According to Bates, 80% of families with children who approach the Connecticut homelessness response system thinking they need a bed in an emergency shelter are now diverted to other resources to help them.
“We went from a system where you had a lot of different nonprofits and a lot of state agencies and a lot of different players trying to do something about homelessness,” Bates said. “We brought them together, created a coordinated structure, created teams across the state, and…we were able to actually decrease (in annual terms) homelessness in Connecticut by forty percent in six years, at the same time that many states were seeing increases.”
A forty percent decrease in six years.
“What we built here in Connecticut is still a national model for how to do this work better,” Bates said.
She credits this progress to a unique outlook on policy.
“It’s really important to always keep trying to think differently, to turn things forty-five degrees, ninety degrees,” Bates said. She advises people to always ask if there’s a different way to do something. “When you [ask] that, you almost always unearth something [important].”
“We were able to actually decrease (in annual terms) homelessness in Connecticut by forty percent in six years, at the same time that many states were seeing increases.”
-Lisa Tepper Bates
Unearthing new strategies is vital in the national fight to end homelessness. The National Alliance to End Homelessness reports that roughly 553,742 people experience homelessness on a given night.
“If there’s one thing that you could make right in the life of a vulnerable person or a child in America, it is to help stabilize their housing.” Bates said. “It’s not that other services and types of support aren’t important, but for me…I realized, ‘wow, okay if I can only work in one place, this is a place where you can really make a difference in peoples’ lives.’”
This idea of making a difference in policy is part of the reason why Bates joined Emerge.
“It was a tremendous opportunity to get to know my fellow Emerge sisters who are…incredible people who have gone on to do really important work, whether they won or lost their election. So, I learned a lot from them,” Bates said. “I learned a lot from the incredible curriculum about the nuts and bolts of politics in America. And then I was lucky enough to work on this Governor’s campaign, so I had some great new tools and understanding of how to be effective that I was able to employ.”

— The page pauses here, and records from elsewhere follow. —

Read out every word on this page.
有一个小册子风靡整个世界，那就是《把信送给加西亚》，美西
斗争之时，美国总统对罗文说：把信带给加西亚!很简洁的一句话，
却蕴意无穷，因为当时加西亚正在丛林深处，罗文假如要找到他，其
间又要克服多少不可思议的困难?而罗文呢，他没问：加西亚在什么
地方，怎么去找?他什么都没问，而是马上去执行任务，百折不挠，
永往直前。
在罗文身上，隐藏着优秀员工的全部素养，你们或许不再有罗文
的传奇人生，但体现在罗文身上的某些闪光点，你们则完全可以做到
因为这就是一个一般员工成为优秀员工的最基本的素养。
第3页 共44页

Bates urges women who want to work in public policy, politics, or public service to speak their minds.
“I had a boss who said once, ‘Never be afraid of saying what you need to say. Be afraid of not saying it,’” Bates advised. “There’s always a risk that you’ll make a mistake when you say your piece — that’s true for everyone, and that’s ok. Mistakes are mistakes, but not saying what you know you should say at that moment, there’s no way to get that back. I think that’s particularly important for women.”
Emerge is so proud of all the incredible work Bates is doing, and the trail she is blazing for other women in Connecticut public policy.